Matt menarik tangan Mello untuk masuk ke kamarnya. Ah... Readers! Segera siapkan cola, popcorn, dan kripik untuk author! Akan ada adegan yang begitu spektakuler sebentar lagi! Ayo, yang mau nonton, lima puluh ribu per satu jam yah! (dikroyok MattNearMello)
"Heh, baka! Apa yang mau kau lakukan? Kutembak kau kalau macam-macam, hah!" tanpa mempedulikan ocehan dan gertakan sang calon 'uke'nya, Matt lalu duduk di ranjangnya dan menjatuhkan Mello tepat di pangkuannya. Ia berusaha lepas dari rangkulan Matt, tetapi apa daya, tenaga Mello saat itu lebih lemah dari Matt. Sementara Near yang kembali dari acara nyasarnya, hanya duduk dengan pose biasanya sembari memainkan boneka barbie versi voodo.

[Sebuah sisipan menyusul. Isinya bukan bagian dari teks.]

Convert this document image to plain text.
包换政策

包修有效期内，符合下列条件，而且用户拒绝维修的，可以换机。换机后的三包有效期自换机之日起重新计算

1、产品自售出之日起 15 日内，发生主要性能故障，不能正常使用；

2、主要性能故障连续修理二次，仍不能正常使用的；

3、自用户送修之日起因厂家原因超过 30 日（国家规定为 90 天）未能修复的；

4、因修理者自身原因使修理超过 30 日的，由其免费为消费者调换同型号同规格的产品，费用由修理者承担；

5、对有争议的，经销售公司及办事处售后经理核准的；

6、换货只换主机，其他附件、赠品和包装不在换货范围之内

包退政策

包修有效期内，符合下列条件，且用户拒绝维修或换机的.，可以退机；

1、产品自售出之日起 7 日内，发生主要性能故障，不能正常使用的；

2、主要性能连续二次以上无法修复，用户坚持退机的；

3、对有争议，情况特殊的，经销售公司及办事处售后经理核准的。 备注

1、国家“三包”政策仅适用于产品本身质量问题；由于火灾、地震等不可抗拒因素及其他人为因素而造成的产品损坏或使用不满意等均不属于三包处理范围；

"Heh, kau tidak berniat melakukan itu padaku, kan?" mata birunya menatap Matt dengan horor.
"Hm... Kalau iya?" jawab Matt sembari membalas tatapan itu dengan cengiran. Bulu ketek, eh bulu kuduk Mello langsung berdiri semua, melihat cengiran Matt.
'Ga-gawat, anak ini kena complex apaan, sih? Aku harus cepat-cepat kabur dari sini, kalau tidak...' tanpa aba-aba, pemuda berambut merah kecoklatan itu langsung melancarkan serangan pembuka(?). Ia mencium bibir Mello dengan lembut, tangan kanannya membelai rambut pirangnya, sedangkan tangan kirinya digunakan untuk menyangga bobot tubuhnya, agar tidak rubuh kebelakang.
Semula, pemuda berambut pirang itu, sangat tidak suka, kalau bibir sucinya -hah?- harus ternodai, tetapi pada akhirnya, ia terlena dengan jurus maut Matt dan perlahan, mulai membalas ciuman itu dengan lembut sembari memejamkan mata.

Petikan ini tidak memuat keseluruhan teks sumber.